Which country would they invade? "Sorry," says Millar, "we're not giving advance notice."
"Who wants a country?" asks Morrison, "I won't be happy with anything less than an orbiting satellite."
"It wouldn't be bad. We're like liberal versions of Hitler. If Hitler hadn't had right wing policies or extermination, then he'd be us basically - artists taking over the world."
Morrison notes; "We think that's the most interesting and humorous things about the Third Reich - amongst so many humorous things about them - is that you had a bunch of artists given carte blanche to run a country. It was failed artists. Everything looked fantastic. It was branded, it was designer.
"But I don't know about Scorsese. It would have to be more upbeat."
This bantering and pontificating is all part of the act, of course. Isn't it?
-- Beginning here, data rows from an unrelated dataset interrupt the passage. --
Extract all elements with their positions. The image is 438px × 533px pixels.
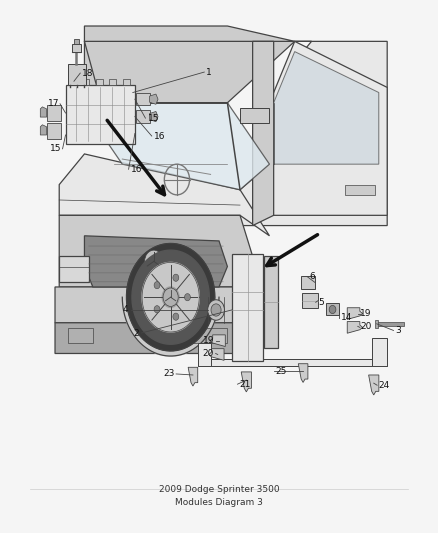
Polygon shape — [85, 42, 311, 103]
Text: 18: 18 — [81, 69, 93, 78]
Polygon shape — [110, 79, 116, 85]
Polygon shape — [40, 125, 46, 135]
Polygon shape — [123, 79, 130, 85]
Polygon shape — [253, 42, 274, 225]
Polygon shape — [150, 94, 158, 104]
Text: 1: 1 — [206, 68, 212, 77]
Polygon shape — [162, 287, 179, 308]
Polygon shape — [190, 328, 227, 343]
Polygon shape — [198, 359, 387, 366]
Polygon shape — [374, 320, 378, 328]
Polygon shape — [265, 256, 278, 349]
Polygon shape — [369, 375, 379, 395]
Polygon shape — [301, 276, 315, 288]
Text: 21: 21 — [239, 379, 251, 389]
Polygon shape — [269, 42, 387, 215]
Circle shape — [163, 288, 178, 306]
Polygon shape — [127, 244, 215, 351]
Polygon shape — [302, 293, 318, 309]
Text: 20: 20 — [360, 322, 371, 331]
Circle shape — [173, 313, 179, 320]
Text: 24: 24 — [379, 381, 390, 390]
Polygon shape — [40, 107, 46, 117]
Polygon shape — [347, 321, 363, 333]
Polygon shape — [142, 262, 199, 332]
Polygon shape — [67, 64, 86, 85]
Polygon shape — [82, 79, 89, 85]
Polygon shape — [66, 85, 135, 144]
Polygon shape — [46, 106, 61, 120]
Text: 2009 Dodge Sprinter 3500
Modules Diagram 3: 2009 Dodge Sprinter 3500 Modules Diagram… — [159, 486, 279, 507]
Circle shape — [329, 305, 336, 313]
Polygon shape — [377, 322, 404, 326]
Polygon shape — [232, 254, 263, 361]
Polygon shape — [72, 44, 81, 52]
Circle shape — [184, 294, 191, 301]
Polygon shape — [136, 93, 150, 106]
Text: 2: 2 — [134, 328, 139, 337]
Text: 16: 16 — [154, 132, 165, 141]
Polygon shape — [68, 79, 75, 85]
Polygon shape — [208, 349, 224, 360]
Polygon shape — [85, 236, 227, 287]
Circle shape — [211, 304, 221, 316]
Text: 4: 4 — [123, 305, 129, 314]
Polygon shape — [46, 123, 61, 139]
Polygon shape — [59, 154, 269, 236]
Text: 25: 25 — [276, 367, 287, 376]
Polygon shape — [55, 287, 253, 323]
Polygon shape — [59, 256, 88, 282]
Polygon shape — [67, 328, 93, 343]
Text: 15: 15 — [148, 114, 159, 123]
Circle shape — [154, 281, 160, 289]
Polygon shape — [347, 308, 363, 319]
Text: 6: 6 — [309, 272, 315, 281]
Polygon shape — [59, 215, 253, 287]
Polygon shape — [122, 297, 219, 356]
Circle shape — [145, 250, 163, 273]
Text: 23: 23 — [163, 369, 175, 378]
Polygon shape — [132, 250, 209, 344]
Polygon shape — [241, 372, 251, 392]
Text: 3: 3 — [396, 326, 401, 335]
Polygon shape — [227, 42, 387, 225]
Polygon shape — [345, 184, 374, 195]
Text: 16: 16 — [131, 165, 142, 174]
Polygon shape — [136, 110, 150, 123]
Text: 19: 19 — [202, 336, 214, 345]
Polygon shape — [210, 335, 225, 346]
Polygon shape — [74, 39, 78, 44]
Polygon shape — [326, 303, 339, 315]
Polygon shape — [85, 26, 295, 42]
Polygon shape — [101, 103, 269, 190]
Polygon shape — [150, 111, 158, 122]
Polygon shape — [55, 323, 248, 353]
Text: 5: 5 — [318, 298, 324, 307]
Circle shape — [208, 300, 224, 320]
Text: 19: 19 — [360, 309, 371, 318]
Polygon shape — [372, 338, 387, 366]
Text: 15: 15 — [50, 144, 61, 154]
Text: 17: 17 — [48, 99, 59, 108]
Circle shape — [154, 305, 160, 313]
Text: 14: 14 — [341, 313, 352, 322]
Polygon shape — [96, 79, 102, 85]
Polygon shape — [274, 52, 379, 164]
Polygon shape — [240, 108, 269, 123]
Polygon shape — [188, 367, 198, 386]
Text: 20: 20 — [203, 349, 214, 358]
Polygon shape — [298, 364, 308, 383]
Polygon shape — [198, 343, 211, 366]
Circle shape — [173, 274, 179, 281]
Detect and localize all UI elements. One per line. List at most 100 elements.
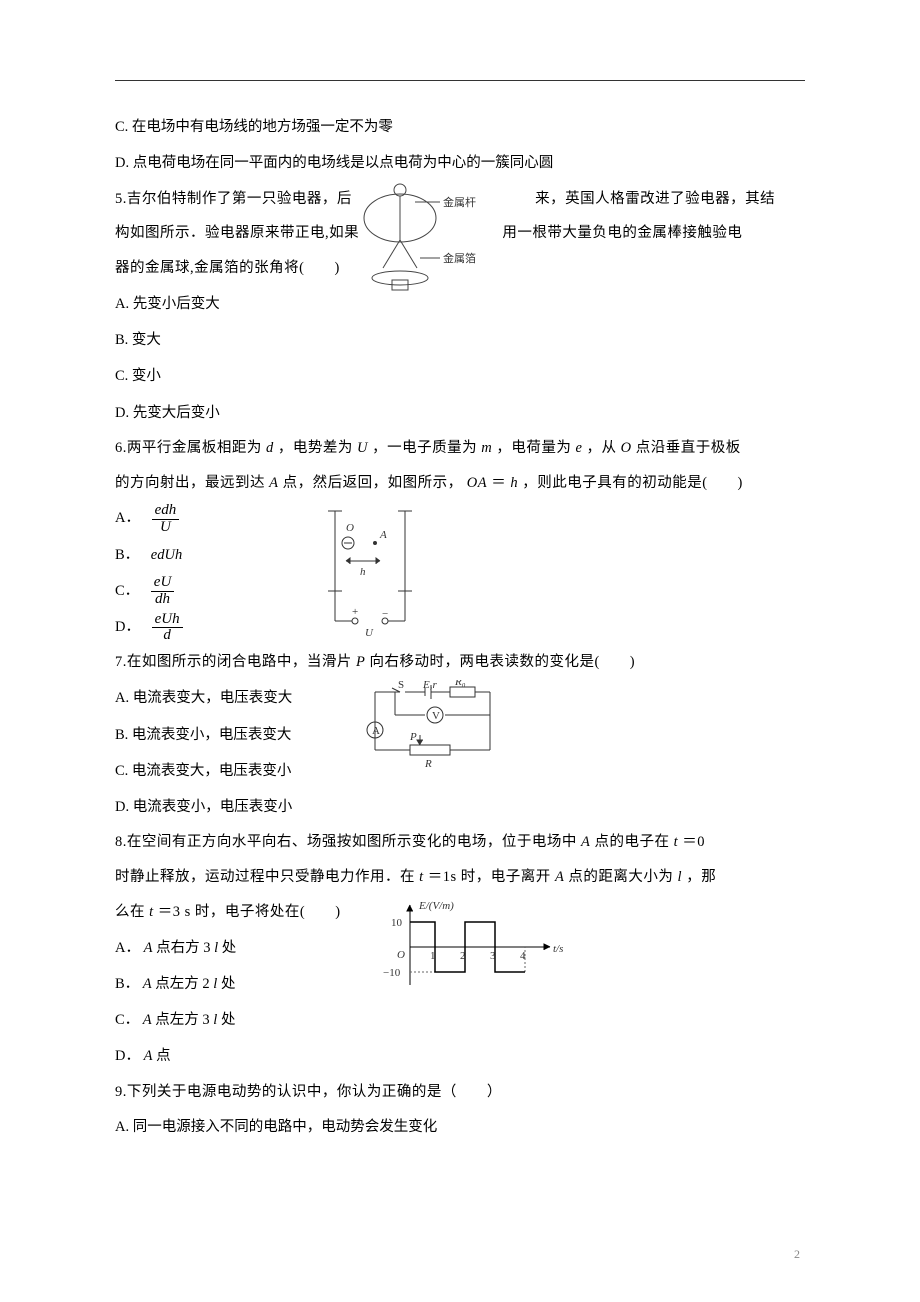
q7-fig-V: V	[432, 710, 440, 722]
q6-d-den: d	[152, 627, 183, 644]
q8-a-a: A	[144, 940, 153, 956]
q6-O: O	[621, 440, 632, 456]
q9-line1: 9.下列关于电源电动势的认识中，你认为正确的是（ ）	[115, 1075, 805, 1110]
q7-fig-R0: R₀	[454, 680, 466, 688]
q8-a-c: l	[214, 940, 218, 956]
q6-fig-plus: +	[352, 606, 358, 618]
q4-opt-d: D. 点电荷电场在同一平面内的电场线是以点电荷为中心的一簇同心圆	[115, 145, 805, 181]
q7-fig-P: P	[409, 731, 417, 743]
q6-e: e	[575, 440, 582, 456]
q6-l1a: 6.两平行金属板相距为	[115, 440, 266, 456]
q8-a-b: 点右方 3	[156, 940, 210, 956]
q6-l1f: 点沿垂直于极板	[636, 440, 741, 456]
q7-l1b: 向右移动时，两电表读数的变化是( )	[369, 654, 635, 670]
q6-a-num: edh	[152, 503, 180, 519]
q6-m: m	[481, 440, 492, 456]
q8-a-d: 处	[222, 940, 237, 956]
q7-fig-Er: E,r	[422, 680, 437, 691]
q8-t3: t	[149, 904, 154, 920]
q6-d-num: eUh	[152, 612, 183, 628]
q6: 6.两平行金属板相距为 d ，电势差为 U ，一电子质量为 m ，电荷量为 e …	[115, 431, 805, 646]
q6-fig-minus: −	[382, 608, 388, 620]
q6-l1d: ，电荷量为	[496, 440, 575, 456]
q8-b-c: l	[213, 976, 217, 992]
q5-seg1: 5.吉尔伯特制作了第一只验电器，后	[115, 191, 352, 207]
q8-l2d: ，那	[686, 869, 716, 885]
q7-opt-d: D. 电流表变小，电压表变小	[115, 789, 805, 825]
q5: 金属杆 金属箔 5.吉尔伯特制作了第一只验电器，后 来，英国人格雷改进了验电器，…	[115, 182, 805, 431]
q7: 7.在如图所示的闭合电路中，当滑片 P 向右移动时，两电表读数的变化是( )	[115, 645, 805, 825]
q6-eq: ＝	[491, 475, 506, 491]
q8-x3: 3	[490, 950, 496, 962]
q6-A: A	[269, 475, 278, 491]
q8-opt-d: D． A 点	[115, 1038, 805, 1074]
q5-seg1b: 来，英国人格雷改进了验电器，其结	[535, 191, 775, 207]
q9: 9.下列关于电源电动势的认识中，你认为正确的是（ ） A. 同一电源接入不同的电…	[115, 1075, 805, 1146]
q6-opt-a: A． edh U	[115, 500, 805, 536]
q8-l3b: ＝3 s 时，电子将处在( )	[158, 904, 341, 920]
q7-P: P	[356, 654, 365, 670]
q8-y10: 10	[391, 917, 403, 929]
q8-b-a: A	[143, 976, 152, 992]
q6-c-num: eU	[151, 575, 175, 591]
q8-l2b: ＝1s 时，电子离开	[428, 869, 555, 885]
q6-h: h	[510, 475, 518, 491]
q5-opt-c: C. 变小	[115, 358, 805, 394]
q8-ylabel: E/(V/m)	[418, 900, 454, 912]
q6-opt-d: D． eUh d	[115, 609, 805, 645]
q6-l2b: 点，然后返回，如图所示，	[283, 475, 463, 491]
q6-a-den: U	[152, 519, 180, 536]
q5-opt-d: D. 先变大后变小	[115, 395, 805, 431]
q6-a-pre: A．	[115, 510, 140, 526]
q8-c-c: l	[213, 1012, 217, 1028]
q6-c-pre: C．	[115, 583, 139, 599]
q6-opt-c: C． eU dh	[115, 573, 805, 609]
q8-ym10: −10	[383, 967, 401, 979]
q5-opt-b: B. 变大	[115, 322, 805, 358]
top-rule	[115, 80, 805, 81]
q8-a-pre: A．	[115, 940, 140, 956]
q8-figure: E/(V/m) t/s 10 −10 O 1 2 3 4	[375, 897, 570, 1002]
q8-line2: 时静止释放，运动过程中只受静电力作用．在 t ＝1s 时，电子离开 A 点的距离…	[115, 860, 805, 895]
q8-t1: t	[674, 834, 679, 850]
q6-l1b: ，电势差为	[278, 440, 357, 456]
q8-l2a: 时静止释放，运动过程中只受静电力作用．在	[115, 869, 419, 885]
q6-figure: O A h + − U	[310, 501, 450, 656]
q8-x1: 1	[430, 950, 436, 962]
q8-l1c: ＝0	[682, 834, 705, 850]
q8-A1: A	[581, 834, 590, 850]
q5-seg2: 构如图所示．验电器原来带正电,如果	[115, 225, 359, 241]
q6-l2a: 的方向射出，最远到达	[115, 475, 269, 491]
q6-c-den: dh	[151, 591, 175, 608]
q9-opt-a: A. 同一电源接入不同的电路中，电动势会发生变化	[115, 1109, 805, 1145]
q4-opt-c: C. 在电场中有电场线的地方场强一定不为零	[115, 109, 805, 145]
q8-line1: 8.在空间有正方向水平向右、场强按如图所示变化的电场，位于电场中 A 点的电子在…	[115, 825, 805, 860]
q6-line2: 的方向射出，最远到达 A 点，然后返回，如图所示， OA ＝ h ，则此电子具有…	[115, 466, 805, 501]
q8-c-a: A	[143, 1012, 152, 1028]
q6-d-pre: D．	[115, 619, 140, 635]
q6-d: d	[266, 440, 274, 456]
q8-xlabel: t/s	[553, 943, 563, 955]
q8-b-b: 点左方 2	[155, 976, 209, 992]
q8-d-a: A	[144, 1048, 153, 1064]
q6-l2c: ，则此电子具有的初动能是( )	[522, 475, 743, 491]
q6-U: U	[357, 440, 368, 456]
q6-fig-A: A	[379, 529, 387, 541]
q8-l1a: 8.在空间有正方向水平向右、场强按如图所示变化的电场，位于电场中	[115, 834, 581, 850]
q7-figure: S E,r R₀ V A P R	[360, 680, 510, 775]
q8-d-b: 点	[156, 1048, 171, 1064]
q6-a-frac: edh U	[152, 503, 180, 536]
q6-OA: OA	[467, 475, 487, 491]
q5-figure: 金属杆 金属箔	[345, 180, 515, 300]
q7-fig-A: A	[372, 725, 380, 737]
q6-l1c: ，一电子质量为	[372, 440, 481, 456]
q8-l1b: 点的电子在	[594, 834, 673, 850]
q6-line1: 6.两平行金属板相距为 d ，电势差为 U ，一电子质量为 m ，电荷量为 e …	[115, 431, 805, 466]
q5-fig-label1: 金属杆	[443, 195, 476, 209]
q6-fig-U: U	[365, 627, 374, 639]
q6-b-pre: B．	[115, 547, 139, 563]
q8-b-pre: B．	[115, 976, 139, 992]
q6-opt-b: B． edUh	[115, 537, 805, 573]
q8-x2: 2	[460, 950, 466, 962]
q7-fig-S: S	[398, 680, 404, 691]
"I've been accused of being a lot of things and having all these mad personas," says Morrison, "but at the end of the day it's just ways of getting promoted and publicity for the comics. I'm not any of the people that have been my so-called public personas. I couldn't be and wouldn't want to be. The Grant Morrison sitting here isn't the Grant Morrison that does all the same things as others - visiting parents and so on."
"Speak for yourself," says Millar. "I'm like this all the time."